Online Analytics Processing (ALTP) is used for data analysis which perform analytic query needs to scan over a huge number of records, only reading a few columns per record, and calculates aggregate statistics (such as count, sum, or average) rather than returning the raw data to the user.

• Supported databases: Spark, Apache Hive, Teradata, RedShift, Cloudera, Impala, Presto, Drill, Cassandra SAP HANA, SQL Server

At first, you can use the same database with these two patterns OLTP and OLAP like SQL Server, but early 1990s, there was a trend for companies to stop using their OLTP systems for analytics purposes. This database called Database warehouse.

Database Warehouse

A separate Database to perform huge OLAP queries.

The data warehouse contains a read-only copy of the data in all the various OLTP systems in the company.

Data is extracted from OLTP databases (using either a periodic data dump or a continuous stream of updates), transformed into an analysis-friendly schema, cleaned up, and then loaded into the data warehouse.
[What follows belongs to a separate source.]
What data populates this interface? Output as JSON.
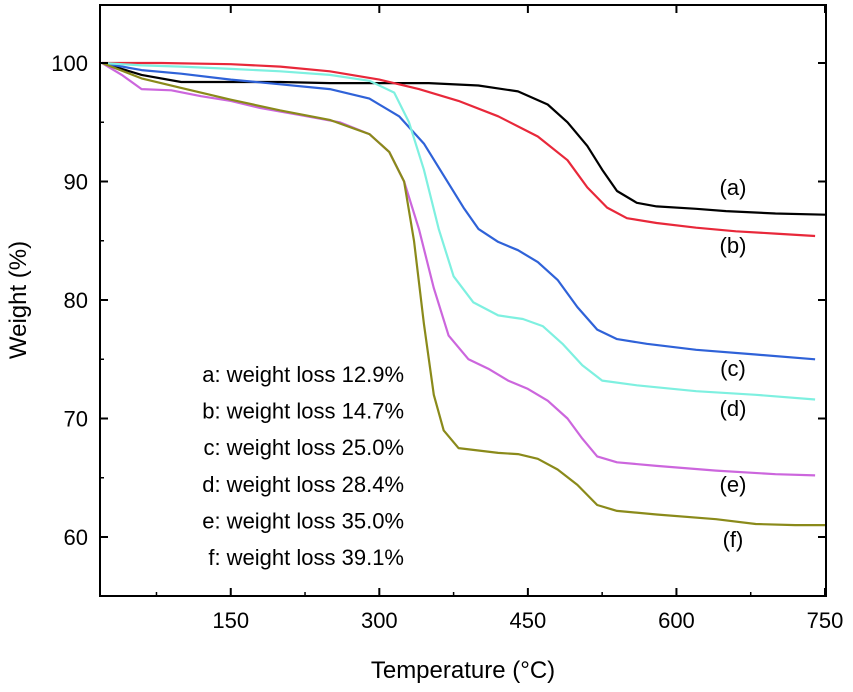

This process of getting data into the warehouse is known as Extract–Transform–Load (ETL).

Stars and Snowflakes: Schemas for Analytics

These two schemes are used for data warehouse and OLAP

Star Scheme

The main and big table called fact table while other tables called Dimension table The fact table determined based on business, it can be Transaction table for banking, sales table .. etc

Snowflakes Scheme is like Star scheme but more normalized

Example of OLAP query to know whether people are more inclined to buy fresh fruit or candy, depending on the day of the week.

Comparison of OLTP vs OLAP

Column Storage

For OLAP, if your fact table have trillions of rows and hundreds of columns and want to doing a query to only access 4 or 5 columns like the following query

SELECT
	dim_date.weekday, dim_product.category,
	SUM(fact_sales.quantity) AS quantity_sold
FROM fact_sales
	JOIN dim_date ON fact_sales.date_key = dim_date.date_key
	JOIN dim_product ON fact_sales.product_sk = dim_product.product_sk
WHERE
	dim_date.year = 2013 AND
	dim_product.category IN ('Fresh fruit', 'Candy')
GROUP BY
	dim_date.weekday, dim_product.category;

In most of OLTP databases, the storage is row-oriented fashion (rows are stored next to each other in the disk), which the storage engine still needs to load all rows of all columns from disk into memory to parse them and filter out those that don’t meet the required conditions. What can take a long time.

So, the column-oriented storage will be more suitable for that case. Which instead of storing all values of rows together, we will store all values of columns together instead.

We will store each column into a file containing the value rows.

The benefits of Columnar storage

• Efficient performance for reads and aggregations on specific columns

• Compression Support with Bitmap and Run-length encoding for product_sk column example.

  

  Bitmap helps with reads query like WHERE IN (like WHERE product_sk IN (30, 68, 69)), WHERE AND (like WHERE productsk = 31 AND storesk = 3) which apply AND, OR operators to binary indexes.

• Vectorized processing with SIMD (single instruction multiple data)

  

• For Sorting, We don’t sort single column and leave the others unchanged.

A helpful technique for data warehouse is materialized aggregates, which caches some of the aggregated data that are used most often. In the relational model, this can be created using materialized views.